Bombay High Court High Court

Nandbai Mohan Dangale vs Mohan Thaku Dangale And Ors. on 14 January, 1992

Bombay High Court
Nandbai Mohan Dangale vs Mohan Thaku Dangale And Ors. on 14 January, 1992
Equivalent citations: II (1992) DMC 65
Author: H Kantharia
Bench: H Kantharia


JUDGMENT

H.H. Kantharia, J.

1. This appeal arises from the judgment and
order passed by the learned Third Extra Assistant Judge, Pune on 7th June,
1984 in Miscellaneous Civil Application No. 60 of 1984 partly allowing the
appellant’s application for custody of her minor daughter Chandrakala and
rejecting the same for the custody of minor son Vaibhav.

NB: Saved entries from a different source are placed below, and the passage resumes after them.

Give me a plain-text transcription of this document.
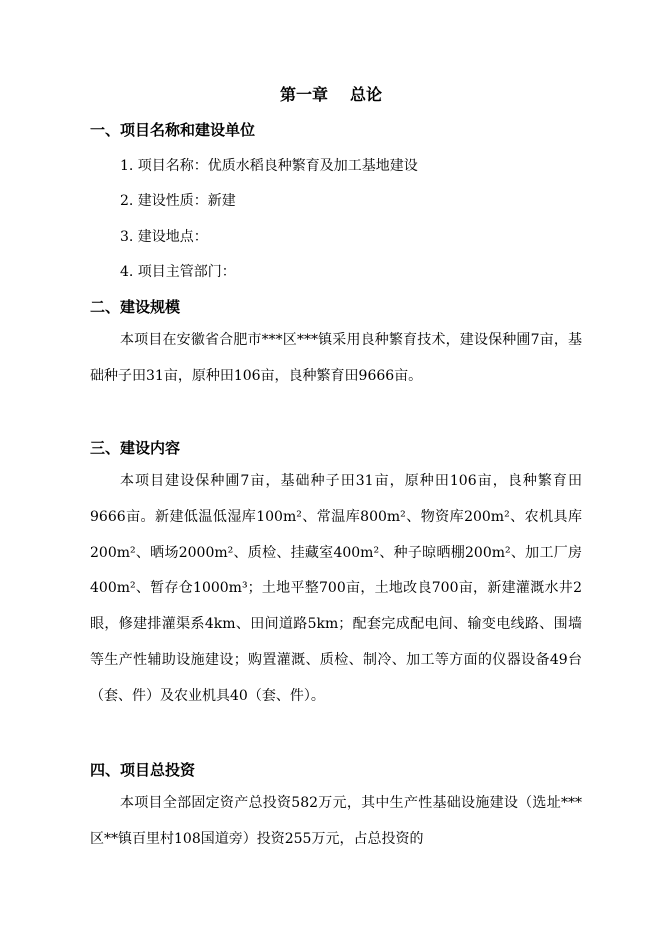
第一章 总论
一、项目名称和建设单位
1. 项目名称：优质水稻良种繁育及加工基地建设
2. 建设性质：新建
3. 建设地点：
4. 项目主管部门：
二、建设规模
本项目在安徽省合肥市***区***镇采用良种繁育技术，建设保种圃7亩，基础种子田31亩，原种田106亩，良种繁育田9666亩。
三、建设内容
本项目建设保种圃7亩，基础种子田31亩，原种田106亩，良种繁育田9666亩。新建低温低湿库100m²、常温库800m²、物资库200m²、农机具库200m²、晒场2000m²、质检、挂藏室400m²、种子晾晒棚200m²、加工厂房400m²、暂存仓1000m³；土地平整700亩，土地改良700亩，新建灌溉水井2眼，修建排灌渠系4km、田间道路5km；配套完成配电间、输变电线路、围墙等生产性辅助设施建设；购置灌溉、质检、制冷、加工等方面的仪器设备49台（套、件）及农业机具40（套、件）。
四、项目总投资
本项目全部固定资产总投资582万元，其中生产性基础设施建设（选址***区**镇百里村108国道旁）投资255万元，占总投资的
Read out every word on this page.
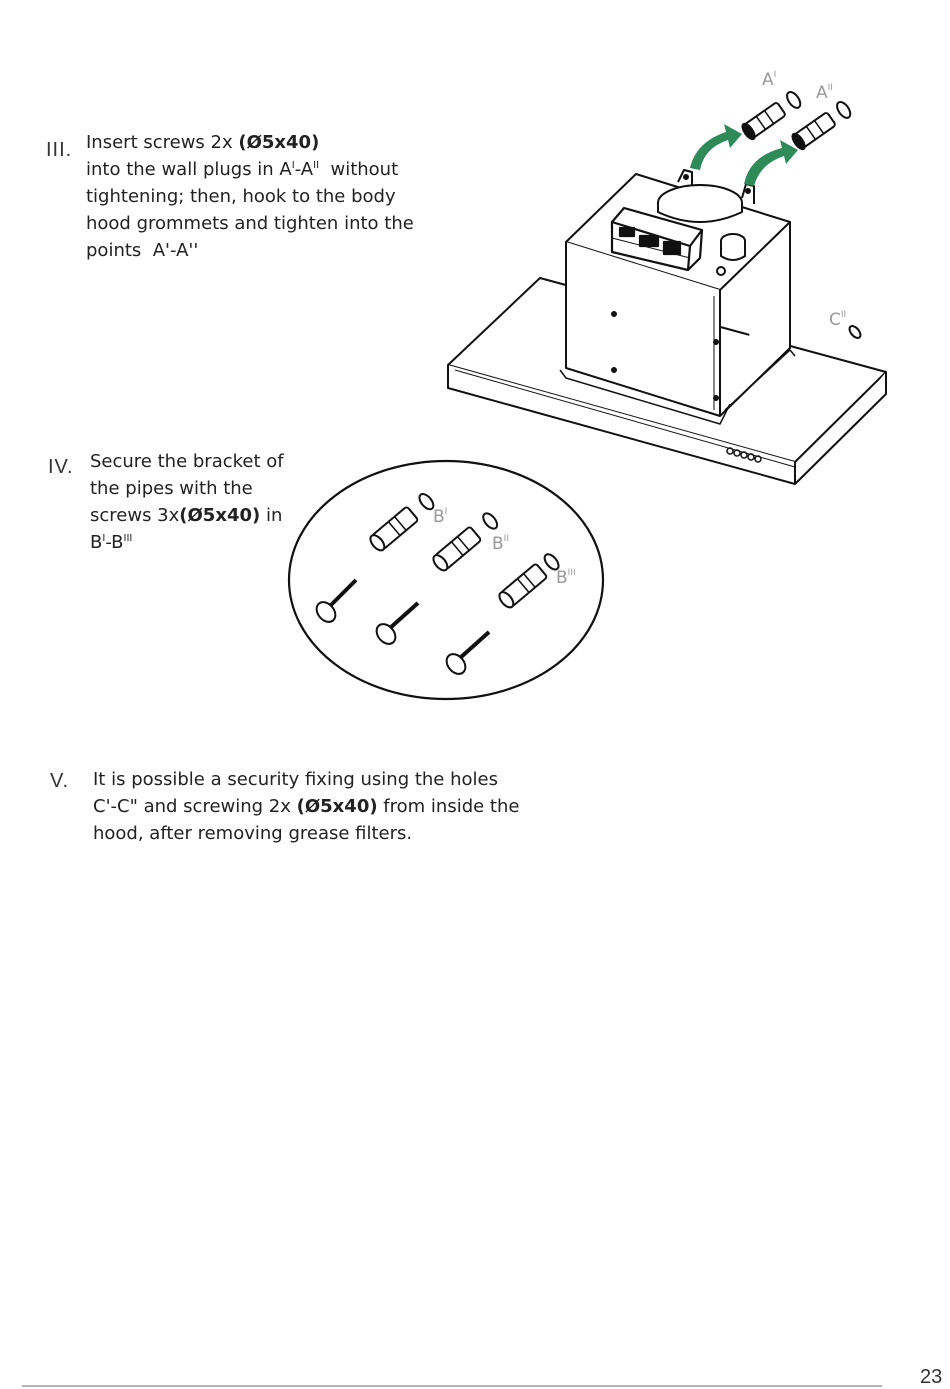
III. Insert screws 2x (Ø5x40)
into the wall plugs in $A^I-A^{II}$  without
tightening; then, hook to the body
hood grommets and tighten into the
points  A'-A''
IV. Secure the bracket of
the pipes with the
screws 3x(Ø5x40) in
$B^I-B^{III}$
V. It is possible a security fixing using the holes
C'-C" and screwing 2x (Ø5x40) from inside the
hood, after removing grease filters.
$A^I$
$A^{II}$
$C^{II}$
$B^I$
$B^{II}$
$B^{III}$
23
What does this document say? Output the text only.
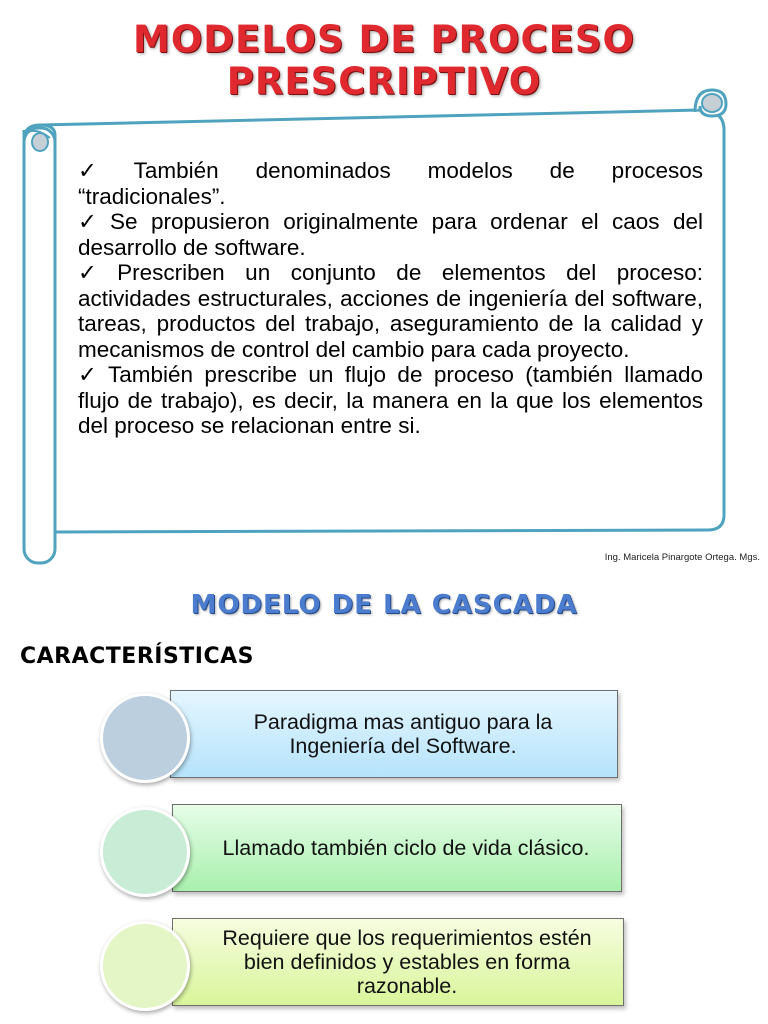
MODELOS DE PROCESO
PRESCRIPTIVO

✓ También denominados modelos de procesos “tradicionales”.

✓ Se propusieron originalmente para ordenar el caos del desarrollo de software.

✓ Prescriben un conjunto de elementos del proceso: actividades estructurales, acciones de ingeniería del software, tareas, productos del trabajo, aseguramiento de la calidad y mecanismos de control del cambio para cada proyecto.

✓ También prescribe un flujo de proceso (también llamado flujo de trabajo), es decir, la manera en la que los elementos del proceso se relacionan entre si.

Ing. Maricela Pinargote Ortega. Mgs.
MODELO DE LA CASCADA
CARACTERÍSTICAS
Paradigma mas antiguo para la Ingeniería del Software.
Llamado también ciclo de vida clásico.
Requiere que los requerimientos estén bien definidos y estables en forma razonable.
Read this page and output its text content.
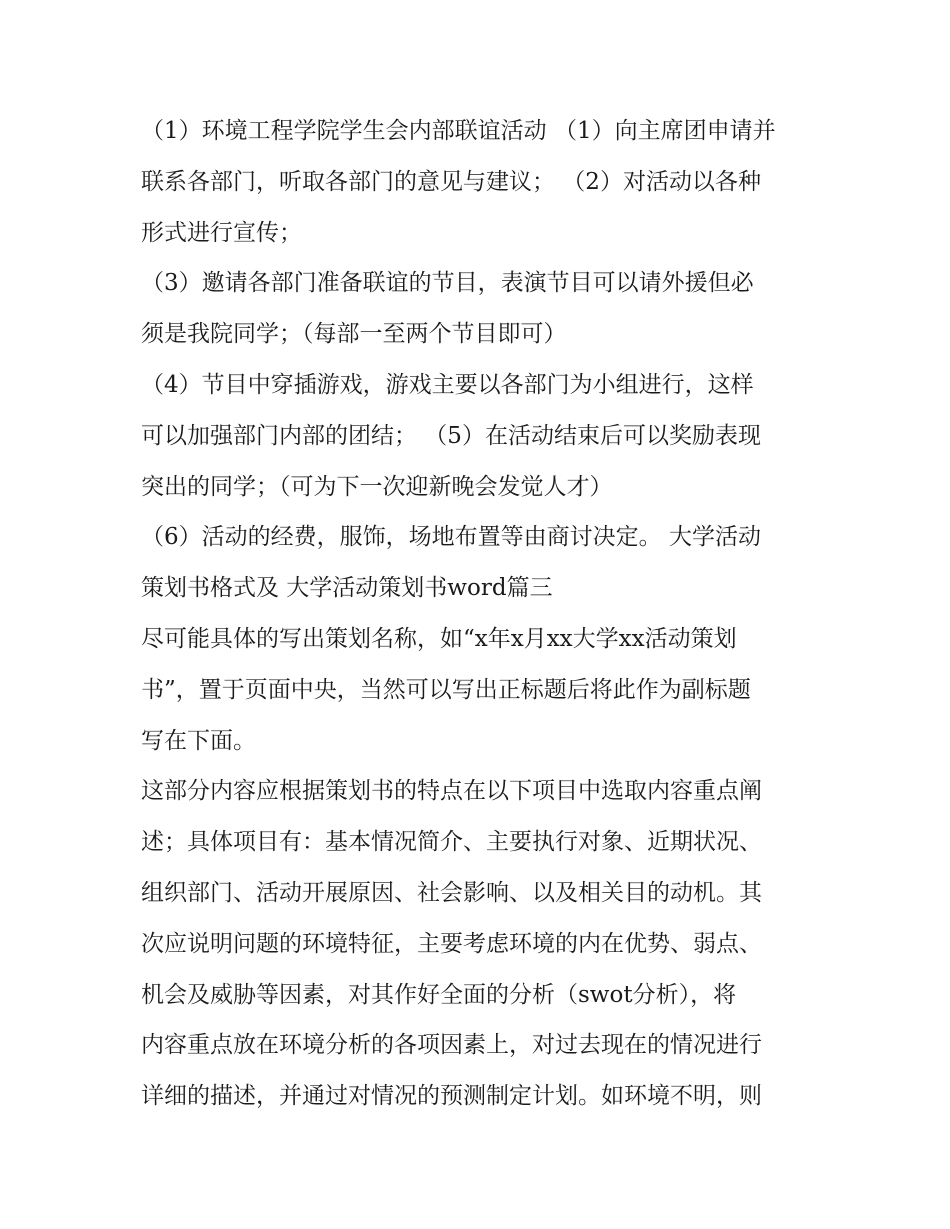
（1）环境工程学院学生会内部联谊活动 （1）向主席团申请并
联系各部门，听取各部门的意见与建议； （2）对活动以各种
形式进行宣传；
（3）邀请各部门准备联谊的节目，表演节目可以请外援但必
须是我院同学；（每部一至两个节目即可）
（4）节目中穿插游戏，游戏主要以各部门为小组进行，这样
可以加强部门内部的团结； （5）在活动结束后可以奖励表现
突出的同学；（可为下一次迎新晚会发觉人才）
（6）活动的经费，服饰，场地布置等由商讨决定。 大学活动
策划书格式及 大学活动策划书word篇三
尽可能具体的写出策划名称，如“x年x月xx大学xx活动策划
书”，置于页面中央，当然可以写出正标题后将此作为副标题
写在下面。
这部分内容应根据策划书的特点在以下项目中选取内容重点阐
述；具体项目有：基本情况简介、主要执行对象、近期状况、
组织部门、活动开展原因、社会影响、以及相关目的动机。其
次应说明问题的环境特征，主要考虑环境的内在优势、弱点、
机会及威胁等因素，对其作好全面的分析（swot分析），将
内容重点放在环境分析的各项因素上，对过去现在的情况进行
详细的描述，并通过对情况的预测制定计划。如环境不明，则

2. The relevant facts giving rise to the appeal are as under:
“The appellant is the second wife of the first respondent. The
second respondent is said to be the mother of the first respondent and
the third respondent is the first wife of the first respondent. The
marriage between the appellant and the first respondent took place
about eight years prior to making of the application in the year
1984. Thereafter they stayed as husband and wife at village Kadus
Dangleshwar of Khed taluka in Pune District. During this time,
the appellant gave birth to four children out of whom one died.
Respondent No. 3 who is the first wife of the first respondent did
not give birth to any child but in the month of June, 1983 she gave
birth to a male child. It is the case of the appellant that thereafter
the respondents started ill-treating her and her minor children and
she was driven out of the house on 3rd January, 1984. Thereafter
on 30th January, 1984 the appellant filed an application for custody
of her minor children on the ground that she was the natural
guardian and the welfare of the children would not be safe in the
custody of the respondents. The said application was resisted by
the first respondent on the ground that he was the father of the
minors and as such the natural guardian. He denied that he had
ill-treated his children and the appellant. According to him, the
appellant had on her own left his house on 3rd January, 1984 and
that too after setting fire to the cradle and fodder for which a police
complaint was lodged aginst her. According to the first respondent,
the appellant is mentally ill and the welfare of the children would
not be safe in her custody and that she herself was unable to
maintain herself as she had no source of income and would not be
in a position to maintain the children if their custody was handed
over to her. He contended that he was an agriculturist and as such,
well to do and was in a position to take good care of the children.
Respondent Nos. 2 and 3 did not contest the application. The
appellant examined herself in the trial Court and relied upon
documentary evidence in the nature of birth extracts of the minor
children. The respondents remained absent and the matter proceeded
ex-parte against them.

3. On consideration of the evidence adduced before him, the learned
trial Judge came to the conclusion that during the pendency of the application
admittedly one child by name Jitendra died and that the custody of daughter
Chandrakala who was three years old should be handed over to the appellant
and the custody of son Vaibhav who was five years old should be handed
over to the first respondent. He passed orders accordingly by the impugned
judgement and order. Hence this appeal.

4. Now, the record shows that after the appellant was driven out of
the house or she left the matrimonial house of her own accord on 3rd January,
1984, the minor children had remained in the custody of the first respondent
during which time son Jitendra had died on 30th January 1984. Therefore,
all throughout till the custody of daughter Chandrala was handed over to the
appellant, the children had remained in the custody of the first respondent.
The custody of Chandrakala who was three years old was correctly handed
over to the appellant but so long as son Vaibhav was concerned he was at
that times five years old and his natural guardian was naturally the first
respondent. The learned trial Judge was also conscious of the fact that there was no evidence on the record that either the appellant or her father had
sufficient source of income to maintain Vaibhav and, therefore, it was in the fitness of the things that his custody was retained with the first respondent. At any rat, I am of the opinion that Vaihbav has remained with the first
respondents for thirteen year all throughout his life and it would not be in his
interest and welfare that he should be now separated from the father and be
handed over to the mother at this age. Thus, I find no merits in this appeal
which deserves to be dismissed.

5. Appeal is accordingly dismissed but with no order as to costs.